The guitarist Keith Richards said played like a “silly sod”

Keith Richards

Just as The Beatles were breaking through with their first two hit albums in 1963, The Rolling Stones, a group of Muddy Waters fans, gained traction in London’s growing R&B scene. While early bandleader Brian Jones laid the groundwork, the songwriting prowess of Keith Richards and Mick Jagger would soon turn the tide.

Despite a press-hyped friendly rivalry later in the 1960s, The Beatles and The Rolling Stones shared mutual admiration during their respective rises as aspiring British Invasion artists. The Beatles, who rose to global acclaim first, famously gave the Lennon-McCartney composition ‘I Wanna Be Your Man’ to their London counterparts for one of their early breakthrough hits.

Keith Richards, rhythm guitarist for The Rolling Stones, discussed his relationship with The Beatles in his memoir, Life. Overall, he had only positive things to say about John Lennon. But he mocked him as a “silly sod” in his remarks.

I liked John a lot,” wrote Richards. “In many ways, he was a moron. I used to chastise him for wearing his guitar too high on his back. They used to wear them around their chests, which restricted their movement significantly. It’s as if you’re handcuffed. ‘For Christ’s sake, get your fucking guitar under your fucking chin. It’s not a violin.’  All of the Liverpool bands did it, including Gerry & the Pacemakers.”
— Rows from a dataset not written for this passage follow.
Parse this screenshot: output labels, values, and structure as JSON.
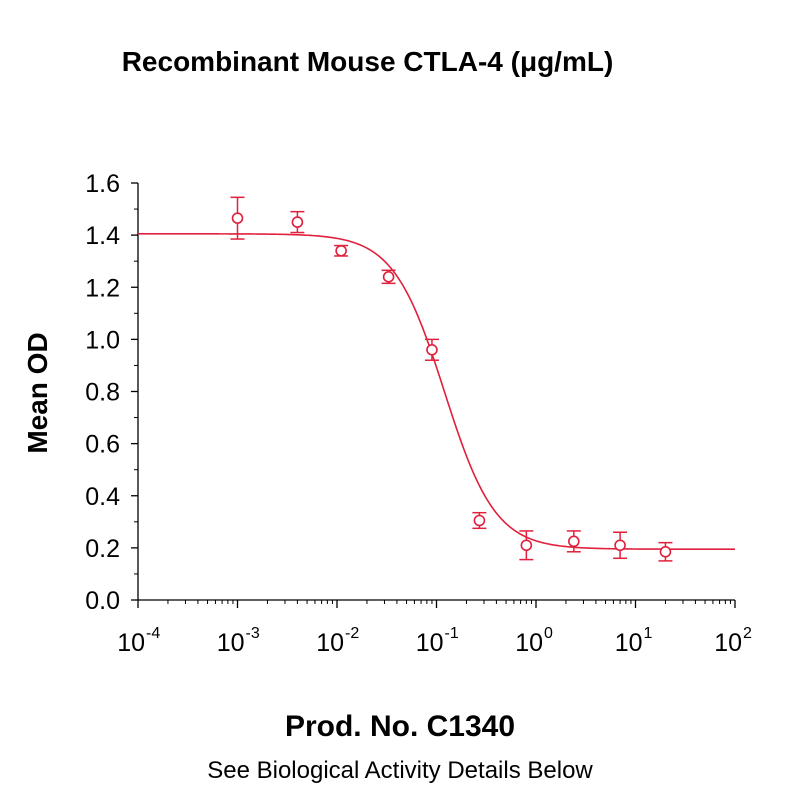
{
  "chart_data": {
    "type": "scatter",
    "title": "Recombinant Mouse CTLA-4 (μg/mL)",
    "xlabel": "",
    "ylabel": "Mean OD",
    "x_scale": "log10",
    "xlim": [
      0.0001,
      100
    ],
    "ylim": [
      0.0,
      1.6
    ],
    "x_tick_labels": [
      {
        "base": "10",
        "exp": "-4"
      },
      {
        "base": "10",
        "exp": "-3"
      },
      {
        "base": "10",
        "exp": "-2"
      },
      {
        "base": "10",
        "exp": "-1"
      },
      {
        "base": "10",
        "exp": "0"
      },
      {
        "base": "10",
        "exp": "1"
      },
      {
        "base": "10",
        "exp": "2"
      }
    ],
    "y_tick_labels": [
      "0.0",
      "0.2",
      "0.4",
      "0.6",
      "0.8",
      "1.0",
      "1.2",
      "1.4",
      "1.6"
    ],
    "grid": false,
    "color": "#e0203c",
    "points": [
      {
        "x": 0.001,
        "y": 1.465,
        "err": 0.08
      },
      {
        "x": 0.004,
        "y": 1.45,
        "err": 0.04
      },
      {
        "x": 0.011,
        "y": 1.34,
        "err": 0.02
      },
      {
        "x": 0.033,
        "y": 1.24,
        "err": 0.025
      },
      {
        "x": 0.09,
        "y": 0.96,
        "err": 0.04
      },
      {
        "x": 0.27,
        "y": 0.305,
        "err": 0.03
      },
      {
        "x": 0.8,
        "y": 0.21,
        "err": 0.055
      },
      {
        "x": 2.4,
        "y": 0.225,
        "err": 0.04
      },
      {
        "x": 7.0,
        "y": 0.21,
        "err": 0.05
      },
      {
        "x": 20.0,
        "y": 0.185,
        "err": 0.035
      }
    ],
    "fit": {
      "model": "4PL",
      "top": 1.405,
      "bottom": 0.195,
      "ec50": 0.12,
      "hill": 1.7
    }
  },
  "caption": "Prod. No. C1340",
  "subcaption": "See Biological Activity Details Below"
}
According to Richards, having the guitar a little looser at hip level was far cooler. It’s also much easier to club any nefarious stage invaders this way. In return, Lennon probably found Richards’ guitar height amusing and uncool, but the pair admired each other for their respective talents.

The Rolling Stones assembled the groundbreaking concert film Rock and Roll Circus in 1968. He invited Lennon to participate alongside The Who, Marianne Faithfull, Jethro Tull, and others. For the occasion, Lennon formed The Dirty Mac, a one-time supergroup comprised of Richards, Eric Clapton, Mitch Mitchell, and Yoko Ono.

Richards most likely focused his admiration on Lennon’s songwriting. It was his most important characteristic. However, the Stones’ guitarist has always felt a stronger connection to George Harrison. “The thing is, you’ve got your Jimi Hendrix, your Eric Clapton, and then you’ve got guys who can play with bands.” George was a band and a team player,” Richards once said of the so-called “Quiet Beatle.”

“People get carried away with lead guitars, feedback, and it’s all histrionics when it comes down to it.” “George was an artist, but he was also a fucking craftsman,” he added.